Bu hesabın yarına kaldığını düşündüğümüzde ya da düşünmeden umursamadan dilediğimiz kurallar çerçevesinde yaşamımızı sürdürmüş olursak işlerimizi yürütüyor olursak zannederiz ki yarın bizlere kimse hesap sormayacaktır.
Gün içinde başımıza gelen musibetler veya yaşam içerisinde başımıza gelen dertlerin sıradan işte eksiklerimizden küçük küçük hatalarımızdan dikkatsizliğimizden geldiğini düşünerek hiçbir şey değiştirmeden belki de küçük şeyleri değiştirerek yine hayatımıza devam etmiş oluyoruz.
Oysa yaşanan her şey birileri tarafından görülüyor ve mükafatımız cezamız anda veya küçük bir zaman sonunda kesilmiş oluyor.

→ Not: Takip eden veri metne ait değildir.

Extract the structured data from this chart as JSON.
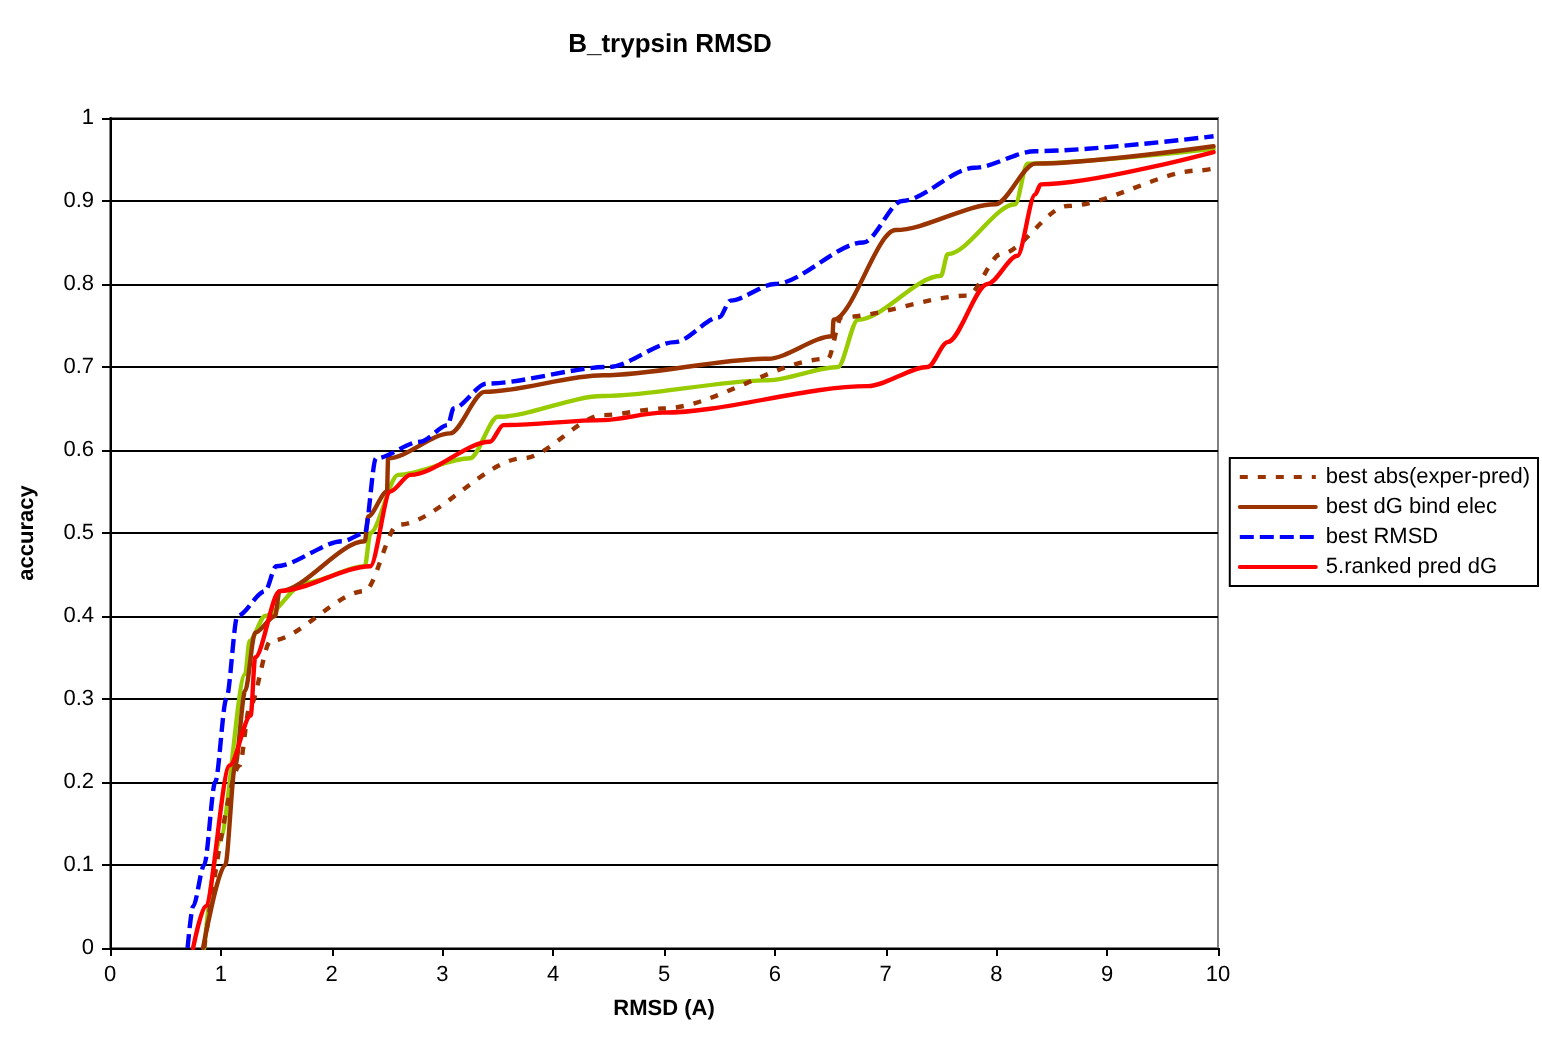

Kesilen cezaları görmüyor yaşanan musibetleri dertleri anlamadan çeke çeke ezile ezile yaşamımızı devam ettiriyor ve günün birinde öldü kalp krizi geçirdi beyin kanaması geçirdi gibi hastalık sebepleriyle ölüp gitmiş oluyoruz.
Hiç kimse kendi hatasını çektiği dertlerin sebebini araştırmadan sormadan ömrünü tüketmiş oluyor Bir çarşıya girip orada ki esnafa durumunu sorarsanız ailesini ahvalini sorarsak bizlere işte bir sakat çocuğum var yaşlı bir annem var hasta eşim var gibi birçok bizlere dert yakınır.
Bazen de yaramaz bir çocuğunun olduğunu evladının olduğunu işte eşinin anlaşılmaz huysuz uyuşmaz olduğunu kendisinin huzursuz sorumlu bir yaşam yaşadığını söyler.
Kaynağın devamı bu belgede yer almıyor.